A Multi-Faceted Approach to the Housing Crisis

A common misconception about housing is that its primary purpose is to create homes for people. In reality, the primary purpose of housing development is to make money for investors.
Breanne Rothstein values collaboration between public and private agencies to find mutually beneficial solutions to community challenges. She received her masters of Urban and Regional Planning at the Humphrey School of Public Affairs in 2005. She is chair of the housing sub-committee of the Metropolitan Council’s Equity Advisory Committee.

As a child, I moved a lot and lived in many homes and cities. As a renter, my family did not choose our own destiny. We were forced to move several times due to the decision of the owner.

Thousands of renter households face that situation in Minnesota today. Rising rents are causing housing instability and limiting options for families.

When I arrived as a college student at Augsburg University and the Cedar Riverside neighborhood,  I became fascinated with how policy and programmatic decisions so fundamentally affect people’s daily lives.

After more than a decade of working as a city planner with developers (all white males) to implement their visions (and help them make money), and after writing more than a dozen comprehensive plans, I decided to shift my focus to economic development and economic inclusion. Now I am the Economic Development and Housing Director for the wonderful and diverse city of Brooklyn Park. My job is to focus our policy and programs to benefit residents and small businesses, especially those who have not historically benefitted from economic development and housing initiatives in the past.

Minnesota has a significant housing shortage.

The Twin Cities metropolitan area, in particular, is experiencing one of the tightest housing markets in the country.

The simple fact is that we need to build more housing. Within that one solution, there are a myriad of other sub-solutions to decide.

According to recent census data, the Twin Cities has the lowest vacancy rate of the 56 most populous metro areas in the United States.
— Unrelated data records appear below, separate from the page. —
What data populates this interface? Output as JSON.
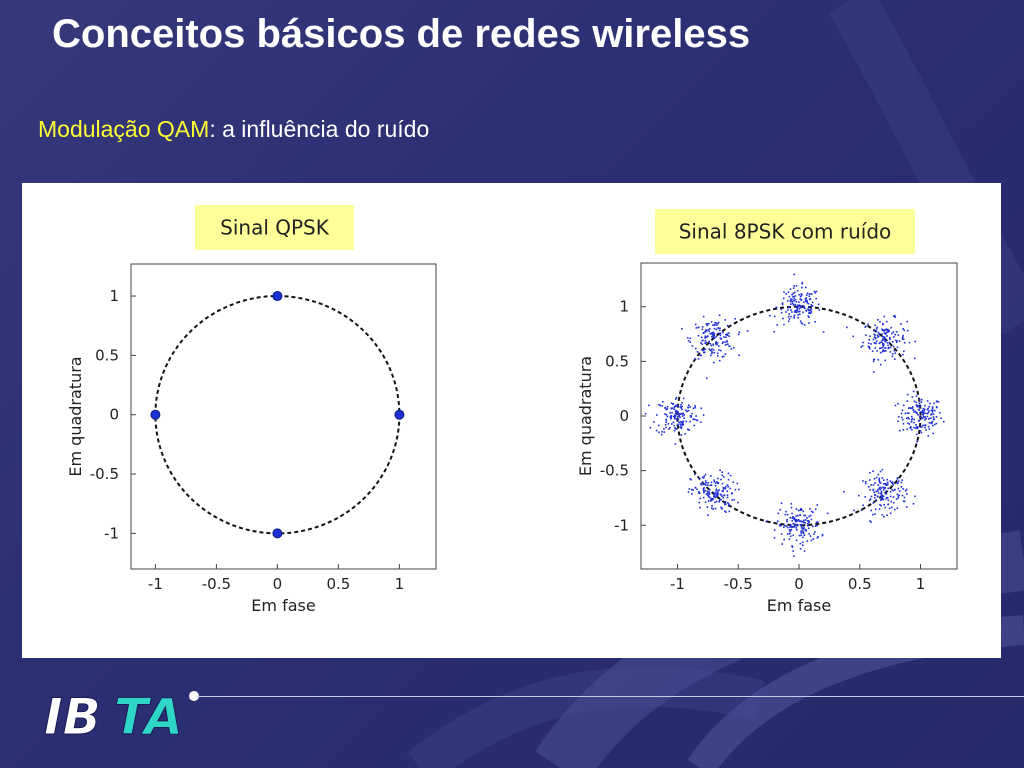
{
  "slide": {
    "title": "Conceitos básicos de redes wireless",
    "subtitle_highlight": "Modulação QAM",
    "subtitle_rest": ":  a influência do ruído"
  },
  "colors": {
    "background": "#2b2f73",
    "title": "#ffffff",
    "highlight": "#ffff33",
    "label_box": "#ffff99",
    "points": "#1f2fd6"
  },
  "logo": {
    "text": "IBTA"
  },
  "chart_data": [
    {
      "type": "scatter",
      "label": "Sinal QPSK",
      "xlabel": "Em fase",
      "ylabel": "Em quadratura",
      "xlim": [
        -1.2,
        1.3
      ],
      "ylim": [
        -1.3,
        1.27
      ],
      "xticks": [
        "-1",
        "-0.5",
        "0",
        "0.5",
        "1"
      ],
      "yticks": [
        "1",
        "0.5",
        "0",
        "-0.5",
        "-1"
      ],
      "circle_radius": 1,
      "points": [
        [
          0,
          1
        ],
        [
          1,
          0
        ],
        [
          0,
          -1
        ],
        [
          -1,
          0
        ]
      ],
      "noise": false
    },
    {
      "type": "scatter",
      "label": "Sinal 8PSK com ruído",
      "xlabel": "Em fase",
      "ylabel": "Em quadratura",
      "xlim": [
        -1.3,
        1.3
      ],
      "ylim": [
        -1.4,
        1.4
      ],
      "xticks": [
        "-1",
        "-0.5",
        "0",
        "0.5",
        "1"
      ],
      "yticks": [
        "1",
        "0.5",
        "0",
        "-0.5",
        "-1"
      ],
      "circle_radius": 1,
      "points": [
        [
          1,
          0
        ],
        [
          0.707,
          0.707
        ],
        [
          0,
          1
        ],
        [
          -0.707,
          0.707
        ],
        [
          -1,
          0
        ],
        [
          -0.707,
          -0.707
        ],
        [
          0,
          -1
        ],
        [
          0.707,
          -0.707
        ]
      ],
      "noise": true,
      "noise_std": 0.09,
      "samples_per_symbol": 150
    }
  ]
}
Anyone who has studied macro-economics knows that when supply is low, prices go up until supply and demand find equilibrium. Our housing market is nowhere near a state of balance between supply and demand.

The Minnesota Housing Finance Agency has estimated that the demand for housing in Minnesota is 40,000 units higher than the current supply. In 2018, for the first time in our state’s history, in-migration exceeded out-migration, meaning more people moved into Minnesota than left.

Sky-rocketing rents are a result of this lack of equilibrium. According to a state housing trend report in 2018, after controlling for inflation, renters’ costs had increased by 12 percent since 2000. During the same time period, renter incomes fell 4 percent. Statewide, the median rent rose from $815 per month in 2000 to $912 in 2018.

What Can We Do?

Consider new housing that is not part of an investment portfolio. A common misconception about housing is that its primary purpose is to create homes for people. In reality, the primary purpose of housing development is to make money for investors. Housing, especially rental housing, is a vehicle for wealthy people (largely white males), life insurance policy holders, and pension and mutual fund owners to invest their money in order to make more money. It is one of the best choices an investor can make because it usually has a high return on investment.

If we want to change this reality, we have to be willing to explore actions that remove housing from the commodity market. These actions would be to support nonprofit ownership, conversions to co-ops or condos, and enabling more public and land trust ownership.

Stop opposing housing projects. The single most effective thing readers can do is stop opposing housing projects. Also known as “NIMBY” (Not In My Backyard), people have historically come up with unrealistic (at best) and racist (at worst) reasons to oppose the construction of new housing units. A recent example is the opposition to Minneapolis attempts to change zoning to allow for additional housing unit construction in single-family neighborhoods. Instead of opposing projects and zoning changes in your neighborhood, be vocally supportive of all housing, and especially affordable rental housing, in your community.

Advocate for more state funding. The Low Income Housing Tax Credit Program, Affordable Housing Trust Funds, and other sources of direct state appropriations for the construction of affordable housing very much needs stronger funding. There is a long list of approved projects proposed by developers awaiting funding through Minnesota Housing. There are many projects awaiting a tax credit funding allocation in order to build affordable housing. Properly investing in these funding sources will significantly improve the supply of both market rate and affordable rental housing.

If the state of Minnesota is going to catch up with the demand for new housing to the tune of 40,000 more units, 1) a significant commitment from the state budget is needed, 2) new approaches to housing that are not investment-portfolio driven should be explored, and 3) strong support from community residents of all projects that add supply is critical.

Join efforts to complete all of these options by contacting your state legislators and speaking in support of proposed projects near you.